The real issue in all of this is the quality of information in the ROW. On this topic, there are some opposing tendencies. I’m satisfied that the Lampasas site relocation in 2000 had a measurable impact and reported temperatures and demonstrates one more time, if further demonstration were needed, that you need impeccable meta-information and “good” sites if you want to develop the best quality long-term time series. You need to work out from the best data.
There are pros and cons to the USHCN network. It is a volunteer network, leading to some peculiar locations. Of course, some of these locations are by volunteers who should know better, such as presumably Atmoz’ University of Arizona.
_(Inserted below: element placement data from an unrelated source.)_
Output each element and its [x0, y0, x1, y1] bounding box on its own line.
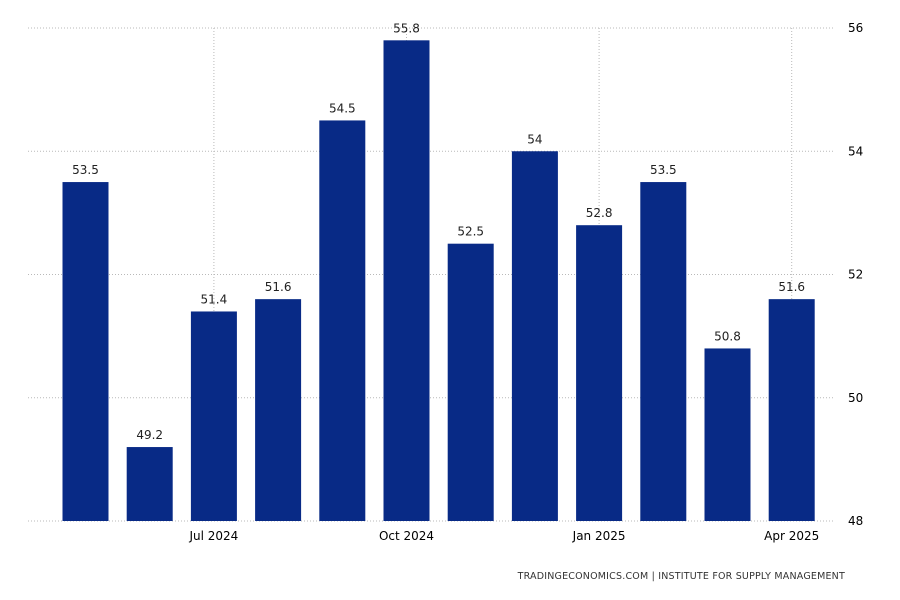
bar-value-label: 51.4 — [201, 292, 228, 306]
bar-value-label: 55.8 — [393, 21, 420, 35]
bar — [447, 243, 494, 521]
bars — [62, 40, 815, 521]
bar-value-label: 53.5 — [650, 163, 677, 177]
bar-value-label: 51.6 — [265, 280, 292, 294]
bar-value-label: 54.5 — [329, 101, 356, 115]
bar-value-label: 49.2 — [136, 428, 163, 442]
source-credit: TRADINGECONOMICS.COM | INSTITUTE FOR SUP… — [517, 571, 845, 582]
value-labels: 53.5 49.2 51.4 51.6 54.5 55.8 52.5 54 52.8 53.5 50… — [72, 21, 805, 442]
bar — [768, 299, 815, 521]
bar-value-label: 54 — [527, 132, 542, 146]
bar-value-label: 52.5 — [457, 225, 484, 239]
bar-value-label: 51.6 — [778, 280, 805, 294]
y-tick-label: 48 — [848, 514, 863, 528]
bar — [511, 151, 558, 521]
x-tick-label: Jan 2025 — [572, 529, 626, 543]
bar — [126, 447, 173, 521]
bar-value-label: 53.5 — [72, 163, 99, 177]
bar — [319, 120, 366, 521]
bar — [704, 348, 751, 521]
x-axis-ticks: Jul 2024 Oct 2024 Jan 2025 Apr 2025 — [188, 529, 819, 543]
bar — [640, 182, 687, 521]
bar — [255, 299, 302, 521]
y-tick-label: 54 — [848, 144, 863, 158]
bar-value-label: 52.8 — [586, 206, 613, 220]
bar — [190, 311, 237, 521]
bar — [383, 40, 430, 521]
bar — [62, 182, 109, 521]
y-axis-ticks: 48 50 52 54 56 — [848, 21, 863, 528]
bar-value-label: 50.8 — [714, 329, 741, 343]
x-tick-label: Oct 2024 — [379, 529, 434, 543]
y-tick-label: 52 — [848, 268, 863, 282]
y-tick-label: 56 — [848, 21, 863, 35]
bar — [576, 225, 623, 521]
x-tick-label: Jul 2024 — [188, 529, 238, 543]
x-tick-label: Apr 2025 — [764, 529, 819, 543]
y-tick-label: 50 — [848, 391, 863, 405]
Somehow it seems unlikely to me that Canadian or Swiss weather services would have quite the same profusion of exotic violations of WMO standards.
On the other hand, there doesn’t seem to be any shortage of exotic stories about mis-measurement in various parts of the world. Without proper documentation by the national services, it’s hard to assess the situation.
However, weather stations in other countries seem far more likely to be located at airports and stations in the MCDW network which make up the lion’s share of reporting stations in the post-1993 GHCN network used by both CRU and GISS appear to be especially so. The classic urban heat island effect, as opposed to gross violations of WMO policy, would appear to be more of a consideration in these networks than in the USHCN network. (And of course, SSTs are different story again.)
Regardless of whether these station histories “matter”, surely there’s no harm in NASA (and GHCN) adopting rational approaches to their handling of the USHCN network. To that end, I would make several recommendations to NASA:
1. Use the NOAA USHCN version rather than the stale CDIAC and/or GHCN versions.
2. Lose the splice and the patch.
3. Use USHCN interpolations rather than Hansenizing interpolations.
4. Use TOBS or perhaps MMTS, and if MMTS is used, ensure that NOAA places this online.
For GHCN, I’d be interested in knowing exactly where are they getting their data from. (It’s not impossible that the difference that I noticed here, results from inconsistent USHCN versions – so maybe there’s something going on there as well.)
Here’s the range of the ensemble (with the two versions with Y2K error removed.) The range of the ensemble in the early part of the century reaches about 1 deg C. The variation is not limitless. This range does NOT include the impact of the relocation which was the effect that we originally sought to measure – which is on top of this ensemble. I may try to update this graphic at some point when we know more about the relocation error.